Spectral matching sequence database search engines commonly used on mass spectrometry-based proteomics experiments excel at identifying peptide sequence ions, and in addition, possible sequence ions carrying post-translational modifications (PTMs), but most do not provide confidence metrics for the exact localization of those PTMs when several possible sites are available. Localization is absolutely required for downstream molecular cell biology analysis of PTM function in vitro and in vivo. Therefore, we developed PTMProphet, a free and open-source software tool integrated into the Trans-Proteomic Pipeline, which reanalyzes identified spectra from any search engine for which pepXML output is available to provide localization confidence to enable appropriate further characterization of biologic events. Localization of any type of mass modification (e.g., phosphorylation) is supported. PTMProphet applies Bayesian mixture models to compute probabilities for each site/peptide spectrum match where a PTM has been identified. These probabilities can be combined to compute a global false localization rate at any threshold to guide downstream analysis. We describe the PTMProphet tool, its underlying algorithms, and demonstrate its performance on ground-truth synthetic peptide reference data sets, one previously published small data set, one new larger data set, and also on a previously published phosphoenriched data set where the correct sites of modification are unknown. Data have been deposited to ProteomeXchange with identifier PXD013210.

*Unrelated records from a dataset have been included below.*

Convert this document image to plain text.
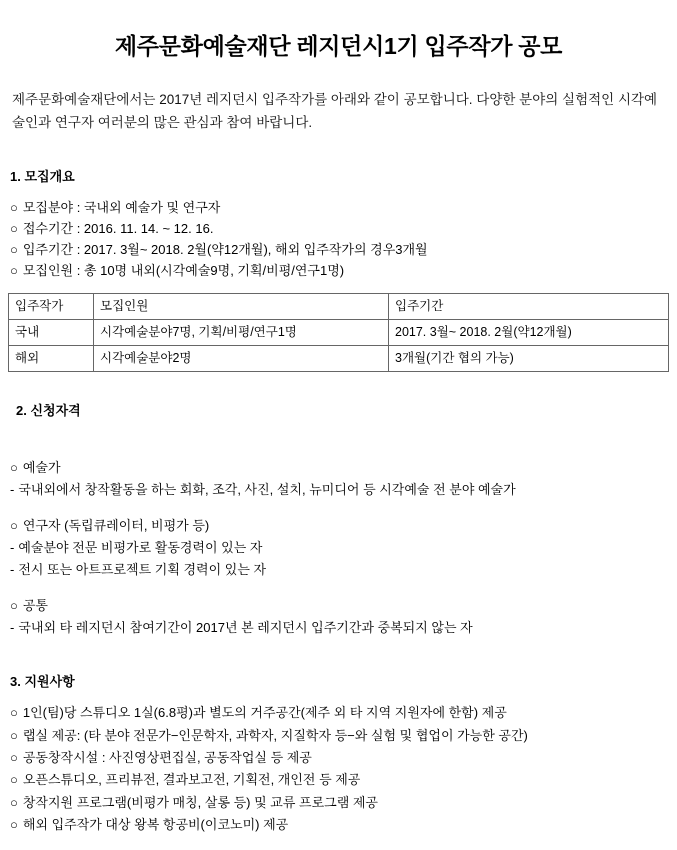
제주문화예술재단 레지던시1기 입주작가 공모

제주문화예술재단에서는 2017년 레지던시 입주작가를 아래와 같이 공모합니다. 다양한 분야의 실험적인 시각예술인과 연구자 여러분의 많은 관심과 참여 바랍니다.

1. 모집개요
○ 모집분야 : 국내외 예술가 및 연구자
○ 접수기간 : 2016. 11. 14. ~ 12. 16.
○ 입주기간 : 2017. 3월~ 2018. 2월(약12개월), 해외 입주작가의 경우3개월
○ 모집인원 : 총 10명 내외(시각예술9명, 기획/비평/연구1명)
입주작가	모집인원	입주기간
국내	시각예술분야7명, 기획/비평/연구1명	2017. 3월~ 2018. 2월(약12개월)
해외	시각예술분야2명	3개월(기간 협의 가능)
2. 신청자격
○ 예술가
- 국내외에서 창작활동을 하는 회화, 조각, 사진, 설치, 뉴미디어 등 시각예술 전 분야 예술가
○ 연구자 (독립큐레이터, 비평가 등)
- 예술분야 전문 비평가로 활동경력이 있는 자
- 전시 또는 아트프로젝트 기획 경력이 있는 자
○ 공통
- 국내외 타 레지던시 참여기간이 2017년 본 레지던시 입주기간과 중복되지 않는 자
3. 지원사항
○ 1인(팀)당 스튜디오 1실(6.8평)과 별도의 거주공간(제주 외 타 지역 지원자에 한함) 제공
○ 랩실 제공: (타 분야 전문가−인문학자, 과학자, 지질학자 등−와 실험 및 협업이 가능한 공간)
○ 공동창작시설 : 사진영상편집실, 공동작업실 등 제공
○ 오픈스튜디오, 프리뷰전, 결과보고전, 기획전, 개인전 등 제공
○ 창작지원 프로그램(비평가 매칭, 살롱 등) 및 교류 프로그램 제공
○ 해외 입주작가 대상 왕복 항공비(이코노미) 제공
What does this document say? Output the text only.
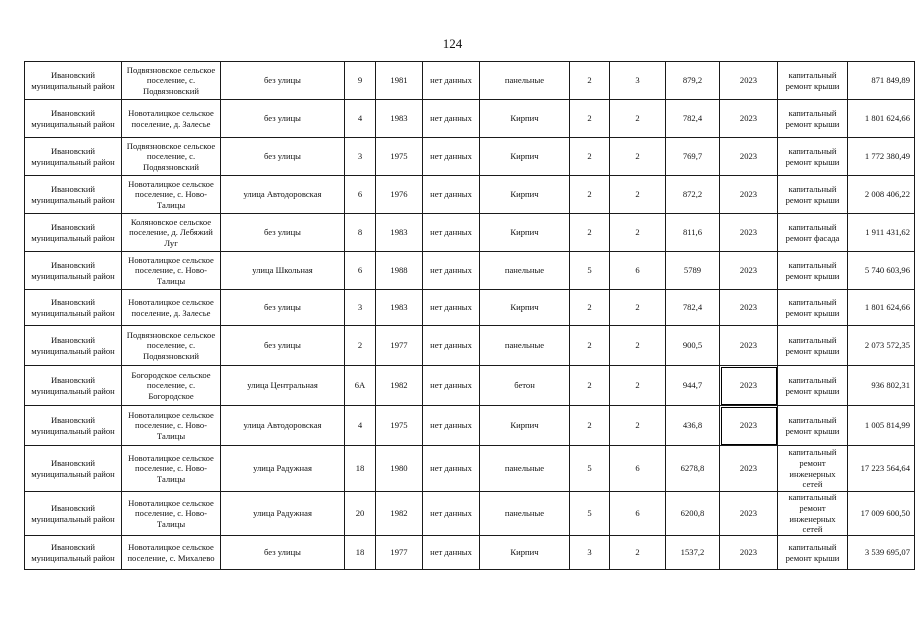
124
Ивановский муниципальный район	Подвязновское сельское поселение, с. Подвязновский	без улицы	9	1981	нет данных	панельные	2	3	879,2	2023	капитальный ремонт крыши	871 849,89
Ивановский муниципальный район	Новоталицкое сельское поселение, д. Залесье	без улицы	4	1983	нет данных	Кирпич	2	2	782,4	2023	капитальный ремонт крыши	1 801 624,66
Ивановский муниципальный район	Подвязновское сельское поселение, с. Подвязновский	без улицы	3	1975	нет данных	Кирпич	2	2	769,7	2023	капитальный ремонт крыши	1 772 380,49
Ивановский муниципальный район	Новоталицкое сельское поселение, с. Ново-Талицы	улица Автодоровская	6	1976	нет данных	Кирпич	2	2	872,2	2023	капитальный ремонт крыши	2 008 406,22
Ивановский муниципальный район	Коляновское сельское поселение, д. Лебяжий Луг	без улицы	8	1983	нет данных	Кирпич	2	2	811,6	2023	капитальный ремонт фасада	1 911 431,62
Ивановский муниципальный район	Новоталицкое сельское поселение, с. Ново-Талицы	улица Школьная	6	1988	нет данных	панельные	5	6	5789	2023	капитальный ремонт крыши	5 740 603,96
Ивановский муниципальный район	Новоталицкое сельское поселение, д. Залесье	без улицы	3	1983	нет данных	Кирпич	2	2	782,4	2023	капитальный ремонт крыши	1 801 624,66
Ивановский муниципальный район	Подвязновское сельское поселение, с. Подвязновский	без улицы	2	1977	нет данных	панельные	2	2	900,5	2023	капитальный ремонт крыши	2 073 572,35
Ивановский муниципальный район	Богородское сельское поселение, с. Богородское	улица Центральная	6А	1982	нет данных	бетон	2	2	944,7	2023	капитальный ремонт крыши	936 802,31
Ивановский муниципальный район	Новоталицкое сельское поселение, с. Ново-Талицы	улица Автодоровская	4	1975	нет данных	Кирпич	2	2	436,8	2023	капитальный ремонт крыши	1 005 814,99
Ивановский муниципальный район	Новоталицкое сельское поселение, с. Ново-Талицы	улица Радужная	18	1980	нет данных	панельные	5	6	6278,8	2023	капитальный ремонт инженерных сетей	17 223 564,64
Ивановский муниципальный район	Новоталицкое сельское поселение, с. Ново-Талицы	улица Радужная	20	1982	нет данных	панельные	5	6	6200,8	2023	капитальный ремонт инженерных сетей	17 009 600,50
Ивановский муниципальный район	Новоталицкое сельское поселение, с. Михалево	без улицы	18	1977	нет данных	Кирпич	3	2	1537,2	2023	капитальный ремонт крыши	3 539 695,07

基于质谱的蛋白质组学实验中常用的光谱匹配序列数据库搜索引擎擅长识别肽序列离子,此外,还可以识别可能带有翻译后修饰 (PTM) 的序列离子,但大多数情况下,当有多个可能的位点时,这些数据库不会提供 PTM 确切定位的置信度指标。对于体外和体内 PTM 功能的下游分子细胞生物学分析,定位是绝对必要的。因此,我们开发了 PTMProphet,这是一个免费的开源软件工具,集成到 Trans-Proteomic Pipeline 中,它重新分析来自任何搜索引擎的已识别光谱,这些搜索引擎提供 pepXML 输出,以提供定位置信度,从而能够对生物事件进行适当的进一步特征描述。支持任何类型的质量修饰(例如磷酸化)的定位。PTMProphet 应用贝叶斯混合模型来计算已识别 PTM 的每个位点/肽谱匹配的概率。这些概率可以组合起来,以计算任何阈值下的全局错误定位率,以指导下游分析。我们描述了 PTMProphet 工具及其底层算法,并在地面真实合成肽参考数据集、一个以前发表的小数据集、一个新的更大数据集以及一个以前发表的磷酸化富集数据集上展示了其性能,在这些数据集中,修饰的正确位点是未知的。数据已被存入 ProteomeXchange,标识符为 PXD013210。